A councillor has claimed a decision as to which one of four hospitals’ should lose its maternity and A&E might have been different if the information was disclosed to the panel and been part of a fuller review.
As a recommendation to close the services at St Helier is due to be to formally recommended to an NHS board, a pressure group is calling for the review to be scrapped.
Earlier this year, a panel looking into non financial implications of shutting a hospital in south west London voted St Helier should lose its maternity and Accident and Emergency department as part of NHS south west London's Better Services Better Value (BSBV) review.
But results of a separate financial review carried out by finance experts and NHS financial directors were kept secret from the non financial panel.
BSBV said this was done at the request of councillors on a Joint Overview and Health Scrutiny Panel on the basis it would "ensure value for money didn’t become an excessive driver at the expense of quality".
But Merton councillor Suzanne Evans, who sits on the joint panel, said councillors had repeatedly questioned why the scoring was being done independently of the financials.
She said: "I wasn’t part of the scoring panel, but I suspect it would have changed the outcome because if you are talking about delivering less healthcare for more money it seems to be a ridiculous situation - why would anyone want to offer less healthcare at a greater cost?
"It could have affected their recommendation as finances have got to be a consideration."
In the financial review, closing St Helier was the most expensive put forward with a total upfront capital cost of £286.9m.
Keeping four hospitals, the least expensive option at £184.2m, was deemed the least favourable option.
A BSBV spokesman said closing services at St Helier and opening a planned care centre the taxpayer would save £19m per year compared to a net cost should there be no change.
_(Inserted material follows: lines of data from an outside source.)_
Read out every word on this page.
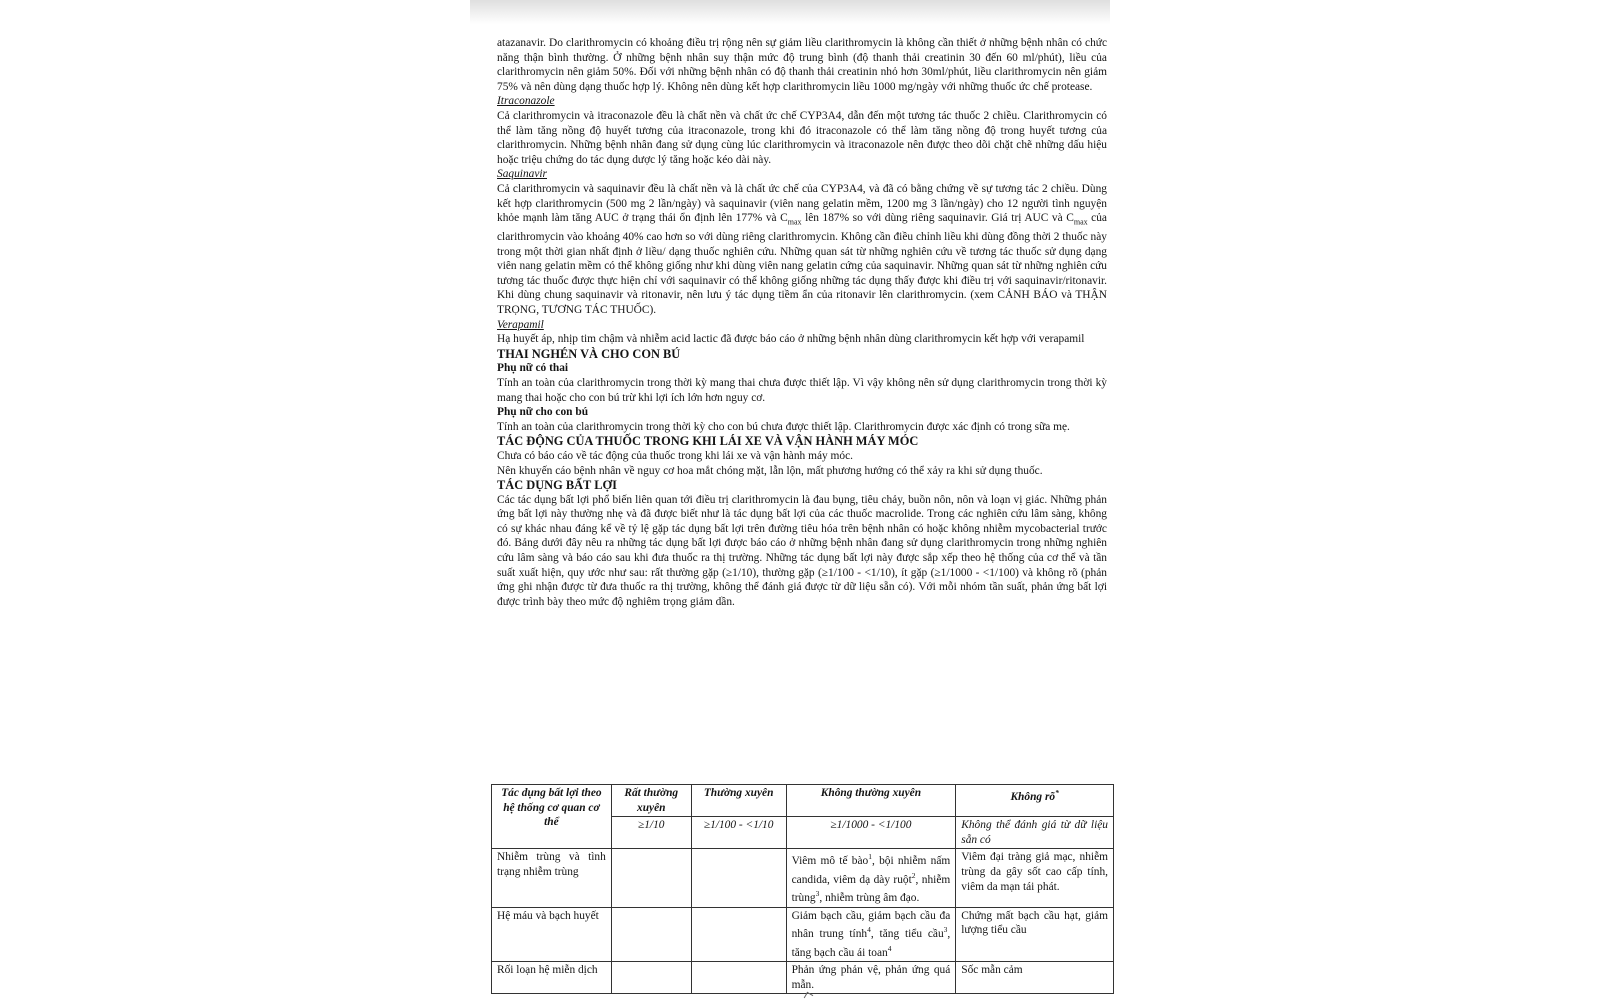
atazanavir. Do clarithromycin có khoảng điều trị rộng nên sự giảm liều clarithromycin là không cần thiết ở những bệnh nhân có chức năng thận bình thường. Ở những bệnh nhân suy thận mức độ trung bình (độ thanh thải creatinin 30 đến 60 ml/phút), liều của clarithromycin nên giảm 50%. Đối với những bệnh nhân có độ thanh thải creatinin nhỏ hơn 30ml/phút, liều clarithromycin nên giảm 75% và nên dùng dạng thuốc hợp lý. Không nên dùng kết hợp clarithromycin liều 1000 mg/ngày với những thuốc ức chế protease.

Itraconazole

Cả clarithromycin và itraconazole đều là chất nền và chất ức chế CYP3A4, dẫn đến một tương tác thuốc 2 chiều. Clarithromycin có thể làm tăng nồng độ huyết tương của itraconazole, trong khi đó itraconazole có thể làm tăng nồng độ trong huyết tương của clarithromycin. Những bệnh nhân đang sử dụng cùng lúc clarithromycin và itraconazole nên được theo dõi chặt chẽ những dấu hiệu hoặc triệu chứng do tác dụng dược lý tăng hoặc kéo dài này.

Saquinavir

Cả clarithromycin và saquinavir đều là chất nền và là chất ức chế của CYP3A4, và đã có bằng chứng về sự tương tác 2 chiều. Dùng kết hợp clarithromycin (500 mg 2 lần/ngày) và saquinavir (viên nang gelatin mềm, 1200 mg 3 lần/ngày) cho 12 người tình nguyện khỏe mạnh làm tăng AUC ở trạng thái ổn định lên 177% và $C_{max}$ lên 187% so với dùng riêng saquinavir. Giá trị AUC và $C_{max}$ của clarithromycin vào khoảng 40% cao hơn so với dùng riêng clarithromycin. Không cần điều chỉnh liều khi dùng đồng thời 2 thuốc này trong một thời gian nhất định ở liều/ dạng thuốc nghiên cứu. Những quan sát từ những nghiên cứu về tương tác thuốc sử dụng dạng viên nang gelatin mềm có thể không giống như khi dùng viên nang gelatin cứng của saquinavir. Những quan sát từ những nghiên cứu tương tác thuốc được thực hiện chỉ với saquinavir có thể không giống những tác dụng thấy được khi điều trị với saquinavir/ritonavir. Khi dùng chung saquinavir và ritonavir, nên lưu ý tác dụng tiềm ẩn của ritonavir lên clarithromycin. (xem CẢNH BÁO và THẬN TRỌNG, TƯƠNG TÁC THUỐC).

Verapamil

Hạ huyết áp, nhịp tim chậm và nhiễm acid lactic đã được báo cáo ở những bệnh nhân dùng clarithromycin kết hợp với verapamil

THAI NGHÉN VÀ CHO CON BÚ

Phụ nữ có thai

Tính an toàn của clarithromycin trong thời kỳ mang thai chưa được thiết lập. Vì vậy không nên sử dụng clarithromycin trong thời kỳ mang thai hoặc cho con bú trừ khi lợi ích lớn hơn nguy cơ.

Phụ nữ cho con bú

Tính an toàn của clarithromycin trong thời kỳ cho con bú chưa được thiết lập. Clarithromycin được xác định có trong sữa mẹ.

TÁC ĐỘNG CỦA THUỐC TRONG KHI LÁI XE VÀ VẬN HÀNH MÁY MÓC

Chưa có báo cáo về tác động của thuốc trong khi lái xe và vận hành máy móc.

Nên khuyến cáo bệnh nhân về nguy cơ hoa mắt chóng mặt, lẫn lộn, mất phương hướng có thể xảy ra khi sử dụng thuốc.

TÁC DỤNG BẤT LỢI

Các tác dụng bất lợi phổ biến liên quan tới điều trị clarithromycin là đau bụng, tiêu chảy, buồn nôn, nôn và loạn vị giác. Những phản ứng bất lợi này thường nhẹ và đã được biết như là tác dụng bất lợi của các thuốc macrolide. Trong các nghiên cứu lâm sàng, không có sự khác nhau đáng kể về tỷ lệ gặp tác dụng bất lợi trên đường tiêu hóa trên bệnh nhân có hoặc không nhiễm mycobacterial trước đó. Bảng dưới đây nêu ra những tác dụng bất lợi được báo cáo ở những bệnh nhân đang sử dụng clarithromycin trong những nghiên cứu lâm sàng và báo cáo sau khi đưa thuốc ra thị trường. Những tác dụng bất lợi này được sắp xếp theo hệ thống của cơ thể và tần suất xuất hiện, quy ước như sau: rất thường gặp (≥1/10), thường gặp (≥1/100 - <1/10), ít gặp (≥1/1000 - <1/100) và không rõ (phản ứng ghi nhận được từ đưa thuốc ra thị trường, không thể đánh giá được từ dữ liệu sẵn có). Với mỗi nhóm tần suất, phản ứng bất lợi được trình bày theo mức độ nghiêm trọng giảm dần.

Tác dụng bất lợi theo hệ thống cơ quan cơ thể	Rất thường xuyên	Thường xuyên	Không thường xuyên	Không rõ*
	≥1/10	≥1/100 - <1/10	≥1/1000 - <1/100	Không thể đánh giá từ dữ liệu sẵn có
Nhiễm trùng và tình trạng nhiễm trùng			Viêm mô tế bào$^1$, bội nhiễm nấm candida, viêm dạ dày ruột$^2$, nhiễm trùng$^3$, nhiễm trùng âm đạo.	Viêm đại tràng giả mạc, nhiễm trùng da gây sốt cao cấp tính, viêm da mạn tái phát.
Hệ máu và bạch huyết			Giảm bạch cầu, giảm bạch cầu đa nhân trung tính$^4$, tăng tiểu cầu$^3$, tăng bạch cầu ái toan$^4$	Chứng mất bạch cầu hạt, giảm lượng tiểu cầu
Rối loạn hệ miễn dịch			Phản ứng phản vệ, phản ứng quá mẫn.	Sốc mẫn cảm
He said: "The capital to achieve any necessary redevelopment on other hospital sites would come from a mixture of internally generated capital by the relevant trusts and external capital to be provided by the Department of Health or other sources - the latter capital would be subject to the relevant approval processes, as is usual in any NHS service change programme.
Geoff Martin, chairman of London Hospital Emergency, said: "The idea that the scoring panel could have made a decision without very basic financial information makes a mockery of the process.
"There is now an overwhelming case for BSBV to be stopped in its tracks on the basis that the whole thing has been so badly mishandled and for the government and ministers to step in and halt the process before we reach the consultation."
A three month public consultation into the plans is due to start on October 1.